Councilor Kelly Gabliks said the investment was a “no-brainer.”

“We would be taking that money, and either be spending it or putting it somewhere to get a return ourselves, right?” Gabliks said. “I just don’t see a big negative. PERS costs are only going to go up, and if we get the state to pay 25 percent of it, I see that as a win. That’s 25 percent that we can use on something else.”

Councilor Jackie Lawson said she believed the city should invest more.

“I understand that there’s actually a $200,000 (ending fund) surplus,” Lawson said. “I would be more inclined to invest higher, because I know how much PERS is going to go up, so it makes a lot more sense to get a bigger return.”

City Manager Brian Latta cautioned against investing the higher amount, saying the city won’t officially know the amount of carryover until the audit is final.

“By taking most of that money away, you are going to be impacting your budget.

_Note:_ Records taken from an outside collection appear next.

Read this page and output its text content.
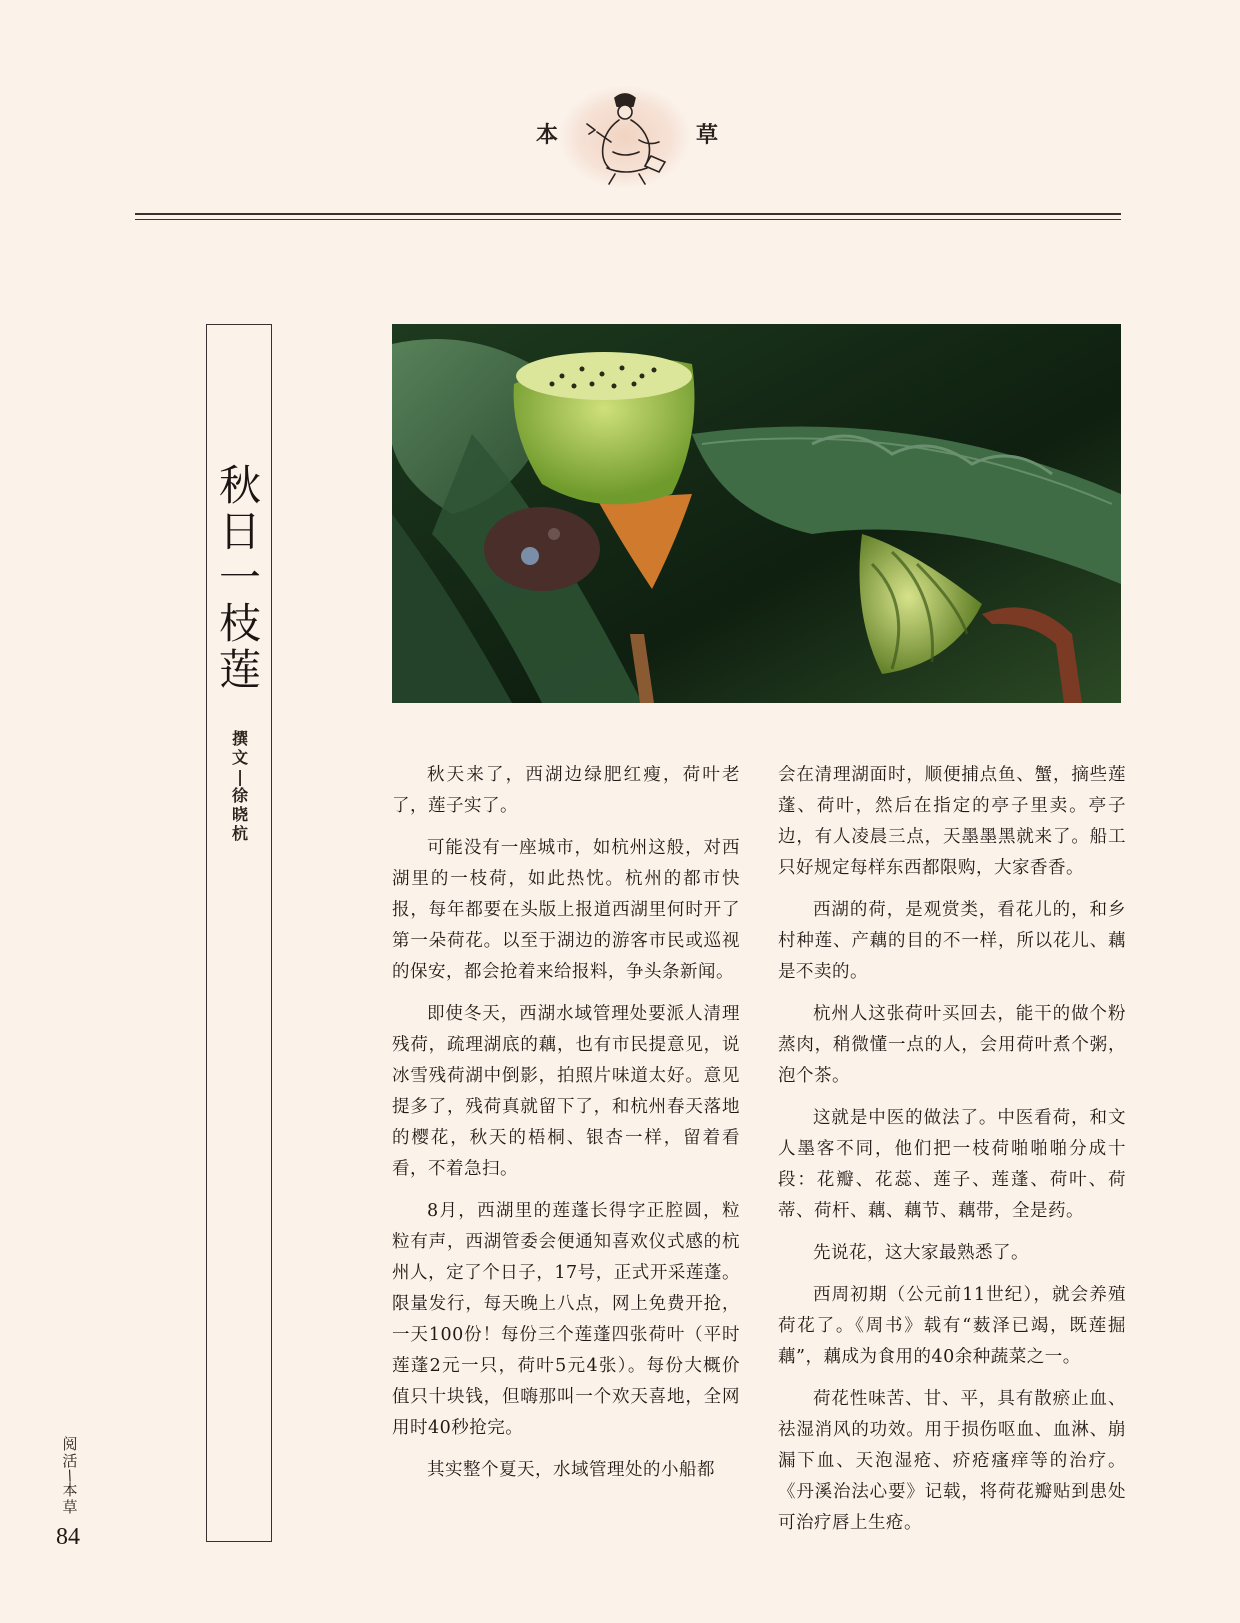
本	草
秋
日
一
枝
莲
撰
文
|
徐
晓
杭

秋天来了，西湖边绿肥红瘦，荷叶老了，莲子实了。

可能没有一座城市，如杭州这般，对西湖里的一枝荷，如此热忱。杭州的都市快报，每年都要在头版上报道西湖里何时开了第一朵荷花。以至于湖边的游客市民或巡视的保安，都会抢着来给报料，争头条新闻。

即使冬天，西湖水域管理处要派人清理残荷，疏理湖底的藕，也有市民提意见，说冰雪残荷湖中倒影，拍照片味道太好。意见提多了，残荷真就留下了，和杭州春天落地的樱花，秋天的梧桐、银杏一样，留着看看，不着急扫。

8月，西湖里的莲蓬长得字正腔圆，粒粒有声，西湖管委会便通知喜欢仪式感的杭州人，定了个日子，17号，正式开采莲蓬。限量发行，每天晚上八点，网上免费开抢，一天100份！每份三个莲蓬四张荷叶（平时莲蓬2元一只，荷叶5元4张）。每份大概价值只十块钱，但嗨那叫一个欢天喜地，全网用时40秒抢完。

其实整个夏天，水域管理处的小船都

会在清理湖面时，顺便捕点鱼、蟹，摘些莲蓬、荷叶，然后在指定的亭子里卖。亭子边，有人凌晨三点，天墨墨黑就来了。船工只好规定每样东西都限购，大家香香。

西湖的荷，是观赏类，看花儿的，和乡村种莲、产藕的目的不一样，所以花儿、藕是不卖的。

杭州人这张荷叶买回去，能干的做个粉蒸肉，稍微懂一点的人，会用荷叶煮个粥，泡个茶。

这就是中医的做法了。中医看荷，和文人墨客不同，他们把一枝荷啪啪啪分成十段：花瓣、花蕊、莲子、莲蓬、荷叶、荷蒂、荷杆、藕、藕节、藕带，全是药。

先说花，这大家最熟悉了。

西周初期（公元前11世纪），就会养殖荷花了。《周书》载有“薮泽已竭，既莲掘藕”，藕成为食用的40余种蔬菜之一。

荷花性味苦、甘、平，具有散瘀止血、祛湿消风的功效。用于损伤呕血、血淋、崩漏下血、天泡湿疮、疥疮瘙痒等的治疗。《丹溪治法心要》记载，将荷花瓣贴到患处可治疗唇上生疮。

阅
活
/
本
草
84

Now it would be impacting the ending fund balance for fiscal year 2021-22,” Latta said. “That budget cycle would be a lot tighter on the beginning fund balance.”

Lawson said PERS costs are predicted to increase, so the city should take advantage of a program to cut into what it owes.

“My understanding is that we have more than enough for a rainy day fund, which is what we’ve always budgeted for, so we are in a safe zone in regards to that,” Lawson said. “I’m normally a conservative, but I would also push for a bigger return on the dollar because I’m also a capitalist.”

Gabliks said the city should keep in mind a possible downward turn in the economic or other unexpected expenses.

“I think definitely that we need to go forward and do this, but I’m very concerned about taking all of the money to go into this,” Gabliks said. “Maybe the compromise is $150,000 but I’m just worried about doing the whole $200,000 if we don’t have the final numbers from the auditors.”

However, the council voted on Lawson’s proposal, unanimously approving investing $200,000.

The city will send the application to the state on Dec. 2.

“That gets us, what, $50,000?” said Mayor Brian Dalton. “Fifty thousand of the state’s money.”